3) Creating a Podcast
Ok, while this one is not a direct improvement tip, with the rise in popularity of live shows and podcasts, this might be a future (or current) goal for you. Not only that, but if you are going to put the table out there publicly, you will improve simply by being motivated to create better content for the audience to tune into. Trial by fire can be some of the best ways to learn.
If your table is onboard and would like to create a podcast, you could check to see how you all sound individually to see if this is something of interest the group wants to pursue. This is a major conversation that could span another article later, but here is my quick point:
The Blue Snowball will allow the group to be recorded at a lower entry cost to see how the table sounds and feels rather than purchasing one-directional microphones, pop filters, and mixers for every player.
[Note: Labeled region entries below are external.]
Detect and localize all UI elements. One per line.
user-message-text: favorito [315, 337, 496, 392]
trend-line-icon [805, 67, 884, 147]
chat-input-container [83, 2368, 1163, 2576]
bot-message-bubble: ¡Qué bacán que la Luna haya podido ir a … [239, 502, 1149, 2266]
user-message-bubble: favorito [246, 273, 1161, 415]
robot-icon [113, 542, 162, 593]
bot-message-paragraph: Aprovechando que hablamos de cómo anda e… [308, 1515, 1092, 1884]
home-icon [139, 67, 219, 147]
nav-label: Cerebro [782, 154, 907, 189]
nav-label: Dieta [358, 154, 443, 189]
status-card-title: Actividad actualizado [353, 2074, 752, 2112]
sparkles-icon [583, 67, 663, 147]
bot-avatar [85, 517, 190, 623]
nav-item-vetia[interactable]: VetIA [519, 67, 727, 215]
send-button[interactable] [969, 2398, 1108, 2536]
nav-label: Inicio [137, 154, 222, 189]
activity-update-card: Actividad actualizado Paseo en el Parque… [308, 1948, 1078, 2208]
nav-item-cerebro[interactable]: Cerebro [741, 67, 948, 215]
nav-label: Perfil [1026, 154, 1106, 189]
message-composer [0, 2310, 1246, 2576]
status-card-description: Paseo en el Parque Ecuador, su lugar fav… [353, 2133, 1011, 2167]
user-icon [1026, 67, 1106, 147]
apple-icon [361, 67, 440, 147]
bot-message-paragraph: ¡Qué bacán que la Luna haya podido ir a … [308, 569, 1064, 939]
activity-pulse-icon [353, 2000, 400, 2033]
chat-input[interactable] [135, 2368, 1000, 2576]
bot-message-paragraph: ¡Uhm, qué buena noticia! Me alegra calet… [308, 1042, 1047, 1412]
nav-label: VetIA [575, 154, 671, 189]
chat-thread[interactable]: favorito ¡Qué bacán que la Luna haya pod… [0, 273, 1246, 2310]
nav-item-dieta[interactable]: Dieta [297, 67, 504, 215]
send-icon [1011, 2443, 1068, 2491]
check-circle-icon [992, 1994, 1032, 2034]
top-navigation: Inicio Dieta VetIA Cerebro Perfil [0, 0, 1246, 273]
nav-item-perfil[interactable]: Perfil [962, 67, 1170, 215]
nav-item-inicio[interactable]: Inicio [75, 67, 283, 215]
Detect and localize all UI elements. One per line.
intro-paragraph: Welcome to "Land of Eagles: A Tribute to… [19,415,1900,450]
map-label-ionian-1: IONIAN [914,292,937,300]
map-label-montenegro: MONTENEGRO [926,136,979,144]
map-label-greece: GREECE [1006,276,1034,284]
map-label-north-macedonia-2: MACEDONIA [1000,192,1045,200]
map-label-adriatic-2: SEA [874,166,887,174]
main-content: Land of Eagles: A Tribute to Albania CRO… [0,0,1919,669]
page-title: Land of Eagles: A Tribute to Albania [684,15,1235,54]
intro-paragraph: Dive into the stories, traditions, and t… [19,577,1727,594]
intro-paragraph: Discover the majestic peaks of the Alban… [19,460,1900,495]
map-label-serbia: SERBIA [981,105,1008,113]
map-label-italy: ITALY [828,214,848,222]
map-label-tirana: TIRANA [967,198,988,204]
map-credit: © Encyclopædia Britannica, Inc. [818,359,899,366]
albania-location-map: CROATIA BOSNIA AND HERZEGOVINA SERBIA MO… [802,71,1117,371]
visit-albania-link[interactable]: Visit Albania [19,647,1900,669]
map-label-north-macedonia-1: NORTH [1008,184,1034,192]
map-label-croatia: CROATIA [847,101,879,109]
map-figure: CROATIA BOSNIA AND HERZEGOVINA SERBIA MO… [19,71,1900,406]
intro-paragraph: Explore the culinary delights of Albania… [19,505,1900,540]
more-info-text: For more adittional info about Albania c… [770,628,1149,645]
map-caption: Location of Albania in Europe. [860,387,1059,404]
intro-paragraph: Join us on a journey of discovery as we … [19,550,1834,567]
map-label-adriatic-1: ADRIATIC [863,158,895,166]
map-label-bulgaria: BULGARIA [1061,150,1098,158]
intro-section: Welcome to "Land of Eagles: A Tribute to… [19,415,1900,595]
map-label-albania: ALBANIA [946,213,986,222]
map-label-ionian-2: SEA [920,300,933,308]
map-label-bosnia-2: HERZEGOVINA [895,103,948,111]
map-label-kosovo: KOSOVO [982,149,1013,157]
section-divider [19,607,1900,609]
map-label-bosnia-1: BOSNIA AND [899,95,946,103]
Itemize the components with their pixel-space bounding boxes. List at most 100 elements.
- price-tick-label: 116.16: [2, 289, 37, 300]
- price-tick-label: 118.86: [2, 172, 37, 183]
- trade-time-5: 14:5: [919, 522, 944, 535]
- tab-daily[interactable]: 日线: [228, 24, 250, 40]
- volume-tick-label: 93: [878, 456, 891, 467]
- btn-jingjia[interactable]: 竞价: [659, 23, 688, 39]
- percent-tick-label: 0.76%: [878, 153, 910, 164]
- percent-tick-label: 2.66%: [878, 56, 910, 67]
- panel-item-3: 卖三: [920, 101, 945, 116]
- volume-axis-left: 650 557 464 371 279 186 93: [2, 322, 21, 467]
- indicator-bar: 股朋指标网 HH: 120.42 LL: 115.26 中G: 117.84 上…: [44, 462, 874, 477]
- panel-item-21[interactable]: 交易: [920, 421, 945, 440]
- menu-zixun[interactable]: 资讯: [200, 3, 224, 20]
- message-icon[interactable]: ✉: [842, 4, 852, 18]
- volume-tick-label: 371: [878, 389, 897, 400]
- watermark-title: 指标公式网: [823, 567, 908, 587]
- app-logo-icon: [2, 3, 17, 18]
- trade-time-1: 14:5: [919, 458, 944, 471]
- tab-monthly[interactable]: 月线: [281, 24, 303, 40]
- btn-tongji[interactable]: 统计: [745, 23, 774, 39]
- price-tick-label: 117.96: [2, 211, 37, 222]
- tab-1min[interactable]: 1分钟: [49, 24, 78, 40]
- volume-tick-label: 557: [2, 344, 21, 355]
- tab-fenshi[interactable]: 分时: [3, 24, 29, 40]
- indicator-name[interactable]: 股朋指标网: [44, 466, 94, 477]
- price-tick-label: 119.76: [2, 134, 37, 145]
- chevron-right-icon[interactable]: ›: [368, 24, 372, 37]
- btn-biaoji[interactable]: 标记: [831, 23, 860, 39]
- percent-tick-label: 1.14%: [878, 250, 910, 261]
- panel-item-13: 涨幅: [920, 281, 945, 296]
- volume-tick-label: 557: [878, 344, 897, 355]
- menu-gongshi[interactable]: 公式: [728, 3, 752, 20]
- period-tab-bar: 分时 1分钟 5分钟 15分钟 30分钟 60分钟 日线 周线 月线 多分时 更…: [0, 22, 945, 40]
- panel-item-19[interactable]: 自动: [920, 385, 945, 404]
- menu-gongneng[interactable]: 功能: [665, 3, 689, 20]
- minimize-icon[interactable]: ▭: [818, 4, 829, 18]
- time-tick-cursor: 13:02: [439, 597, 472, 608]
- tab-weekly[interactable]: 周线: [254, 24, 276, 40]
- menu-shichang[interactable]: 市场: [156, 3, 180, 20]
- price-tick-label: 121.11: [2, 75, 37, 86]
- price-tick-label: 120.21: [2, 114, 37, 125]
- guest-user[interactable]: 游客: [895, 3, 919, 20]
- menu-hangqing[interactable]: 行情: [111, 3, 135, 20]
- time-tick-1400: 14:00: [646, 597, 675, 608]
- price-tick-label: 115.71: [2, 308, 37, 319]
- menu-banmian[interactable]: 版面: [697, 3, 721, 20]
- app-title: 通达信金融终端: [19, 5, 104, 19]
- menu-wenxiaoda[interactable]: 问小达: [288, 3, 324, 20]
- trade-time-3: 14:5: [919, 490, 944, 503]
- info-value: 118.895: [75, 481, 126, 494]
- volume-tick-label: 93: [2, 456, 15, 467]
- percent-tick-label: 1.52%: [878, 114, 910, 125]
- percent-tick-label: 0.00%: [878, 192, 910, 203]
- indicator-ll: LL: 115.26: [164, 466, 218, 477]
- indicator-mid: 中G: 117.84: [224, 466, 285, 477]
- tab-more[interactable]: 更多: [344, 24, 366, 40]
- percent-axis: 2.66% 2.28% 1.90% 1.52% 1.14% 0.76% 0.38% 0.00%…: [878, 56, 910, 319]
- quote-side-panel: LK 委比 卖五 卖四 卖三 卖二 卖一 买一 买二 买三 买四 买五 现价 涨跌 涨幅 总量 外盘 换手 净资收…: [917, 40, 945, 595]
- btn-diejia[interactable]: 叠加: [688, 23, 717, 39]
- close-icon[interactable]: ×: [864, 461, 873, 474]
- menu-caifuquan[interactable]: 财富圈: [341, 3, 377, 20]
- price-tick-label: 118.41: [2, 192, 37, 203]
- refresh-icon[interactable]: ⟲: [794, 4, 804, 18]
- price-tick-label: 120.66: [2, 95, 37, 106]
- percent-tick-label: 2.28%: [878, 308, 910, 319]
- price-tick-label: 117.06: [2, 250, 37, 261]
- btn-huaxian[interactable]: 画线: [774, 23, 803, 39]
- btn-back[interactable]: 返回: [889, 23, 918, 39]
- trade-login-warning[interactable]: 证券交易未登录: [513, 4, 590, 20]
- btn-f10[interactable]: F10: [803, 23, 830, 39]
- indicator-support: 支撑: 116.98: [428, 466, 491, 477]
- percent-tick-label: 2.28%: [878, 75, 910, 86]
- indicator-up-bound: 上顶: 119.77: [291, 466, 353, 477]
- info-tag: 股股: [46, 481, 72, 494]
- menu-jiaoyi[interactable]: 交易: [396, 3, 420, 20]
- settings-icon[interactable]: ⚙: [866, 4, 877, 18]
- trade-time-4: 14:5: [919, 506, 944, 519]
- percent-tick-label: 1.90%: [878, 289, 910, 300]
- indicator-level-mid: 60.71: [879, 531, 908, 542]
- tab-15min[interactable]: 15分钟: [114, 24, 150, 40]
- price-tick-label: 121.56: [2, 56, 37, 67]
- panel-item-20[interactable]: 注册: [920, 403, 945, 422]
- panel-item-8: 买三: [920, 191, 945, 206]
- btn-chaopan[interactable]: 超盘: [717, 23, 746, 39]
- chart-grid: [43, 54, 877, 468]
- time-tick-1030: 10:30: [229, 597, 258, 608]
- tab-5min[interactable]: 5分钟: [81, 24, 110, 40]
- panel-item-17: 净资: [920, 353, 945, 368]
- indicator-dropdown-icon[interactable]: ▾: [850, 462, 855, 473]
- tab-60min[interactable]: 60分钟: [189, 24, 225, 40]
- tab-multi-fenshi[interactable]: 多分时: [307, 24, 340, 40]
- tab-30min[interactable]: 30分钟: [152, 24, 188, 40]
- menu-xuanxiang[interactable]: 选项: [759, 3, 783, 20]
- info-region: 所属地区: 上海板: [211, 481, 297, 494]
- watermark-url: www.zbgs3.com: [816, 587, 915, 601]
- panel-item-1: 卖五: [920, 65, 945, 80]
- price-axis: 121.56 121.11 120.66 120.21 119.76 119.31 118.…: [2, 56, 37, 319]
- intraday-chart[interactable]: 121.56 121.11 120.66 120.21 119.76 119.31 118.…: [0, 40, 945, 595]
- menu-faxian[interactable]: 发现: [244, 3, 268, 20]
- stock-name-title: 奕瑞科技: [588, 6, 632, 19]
If the table feels that this might actually be a possible thing to share, you can then make the necessary upgrades to proper recording equipment for your future podcast. Sound is key for podcasting.
Final thoughts on Recording
While it is clear that I really recommend the idea of recording for improvement, that does not mean it is for everyone. It also does not mean that everyone at your table wants to be on a recording. As such, before ever considering clicking the record button or making an investment, you, the DM, need to clear it with each member at the table and provide an environment where each member could respond. That means they have a chance to respond in a group setting or private if they so desire. Should you get even one, "No," do not record your sessions, period. This also goes the same for uploading any media of your table that you do not have permission. Be safe and clear it with your table. Not doing so is a violation of trust and privacy.